In reality, I don't think they apply to me entirely. I have gone where few have gone before, into an inhospitable wetland (The New Jersey Meadowlands) that is the unfortunate victim of public misconceptions and stereotypes because of rumors, anecdotes and folklore fueled by a hefty dose of the brutality of human misbehavior (pollution, unchecked sprawl and development, etc). I have returned from the poisoned and ravaged swamps with stories and images intended to educate and entertain. But does anyone care?
Well, yes and no.
The biggest problem I have as an artist, and something I'll have to deal with forever, is my body of work. It's exactly what has been holding back my success all along. It's a tough thing to admit, that your work is your worst asset, but it's true. Now don't get me wrong, I stand behind my work. I stand behind the work I've done on this Meadowlands project. Lots of people love what I do and are impressed with my skill level and the emotional charge that I put into an image. It's just an unfortunate fact that my work is a really tough sell to the segment of the population who has money to spend on paintings.

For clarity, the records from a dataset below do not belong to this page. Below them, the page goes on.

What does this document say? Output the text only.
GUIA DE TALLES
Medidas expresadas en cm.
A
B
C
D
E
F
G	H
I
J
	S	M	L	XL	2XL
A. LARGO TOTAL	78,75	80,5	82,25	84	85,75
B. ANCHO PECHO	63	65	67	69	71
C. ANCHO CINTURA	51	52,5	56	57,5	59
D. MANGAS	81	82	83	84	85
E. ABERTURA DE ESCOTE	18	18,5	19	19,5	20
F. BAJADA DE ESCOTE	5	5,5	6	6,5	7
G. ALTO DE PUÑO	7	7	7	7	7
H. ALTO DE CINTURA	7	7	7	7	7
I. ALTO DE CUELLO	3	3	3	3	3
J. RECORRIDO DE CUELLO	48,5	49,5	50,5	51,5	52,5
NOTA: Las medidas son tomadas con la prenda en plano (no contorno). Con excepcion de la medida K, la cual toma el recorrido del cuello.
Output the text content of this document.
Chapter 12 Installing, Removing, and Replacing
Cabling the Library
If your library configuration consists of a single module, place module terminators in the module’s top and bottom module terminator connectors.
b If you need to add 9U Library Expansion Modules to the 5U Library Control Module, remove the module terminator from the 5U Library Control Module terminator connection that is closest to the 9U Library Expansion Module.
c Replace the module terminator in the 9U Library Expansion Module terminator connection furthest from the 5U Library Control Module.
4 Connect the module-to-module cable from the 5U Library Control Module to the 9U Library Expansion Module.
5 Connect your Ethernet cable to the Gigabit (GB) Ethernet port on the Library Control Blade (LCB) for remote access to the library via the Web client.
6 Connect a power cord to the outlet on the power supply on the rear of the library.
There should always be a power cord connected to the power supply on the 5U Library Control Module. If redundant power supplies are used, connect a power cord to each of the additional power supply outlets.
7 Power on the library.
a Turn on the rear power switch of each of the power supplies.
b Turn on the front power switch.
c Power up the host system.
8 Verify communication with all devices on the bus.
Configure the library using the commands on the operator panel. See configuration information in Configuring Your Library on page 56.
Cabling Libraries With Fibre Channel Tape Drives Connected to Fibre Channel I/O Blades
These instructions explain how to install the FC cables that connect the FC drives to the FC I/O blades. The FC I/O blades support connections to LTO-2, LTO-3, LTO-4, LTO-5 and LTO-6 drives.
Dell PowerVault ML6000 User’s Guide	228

So what about this blog? If you're reading this than you have been sold. The difficulty with this blog is that it doesn't exactly spellbind many other pairs of eyeballs. Am I really that bad of a writer? I generally think of my writing as being somewhat captivating, and I have been praised for my eloquence and passion. So where is everybody?
The problem is the sell. And I don't mean the actual dollar sale where somebody hands me an envelope of cash for a painting, which, as I've already noted is something that I struggle with. I mean that I have not successfully convinced enough people to spend some of their valuable time reading what I have to say. It's hard to sell a subject, and I'm referring to The Meadowlands here, that has become what it has become because of a lack of interest by the public.
It's a downward spiral. If people cared about The Meadowlands, they would be a pristine, thriving ecosystem instead of a polluted wasteland, and therefore would not have captured my imagination as subject matter for paintings. And thus it's hard to interest people to stop what their doing and read the accounts of an unknown artist who has taken such a place and made it the focal point of his work.
And there's another problem. I have a day job in Philadelphia and I live just across the Delaware River in New Jersey. Philadelphia is a great city for artists, but I get the impression that a project on The New Jersey Meadowlands isn't really relevant around here. Add to that the fact that it's known as the home of the New York Giants, a professional football team that is vilified in this town. And anything from New Jersey can't help but be the butt of many jokes outside of the state. If I lived and worked in northern New Jersey, closer to The Meadowlands and New York City I might have more success. It really helps build your reputation if you live and work in a community and if what you do is something that the locals can relate to. No one in Philadelphia relates to The Meadowlands, but its what I've chosen to do. This project has become my calling, and I can't help but see this thing through. Like so many people who have come before me with grand ideas, I will either live or die in The Meadowlands.
This is not to say that it's impossible to generate interest in a piece of artistic work about the place. There are two great books that I used as research for this project, Fields of Sun and Grass by John R. Quinn, and The Meadowlands: Wilderness Adventures at the Edge of a City by Robert Sullivan. People bought these books and read them, and their authors are both very successful. So there's hope for this project, and for this blog.
And if you believe that, I've got some swampland in New Jersey to sell ya.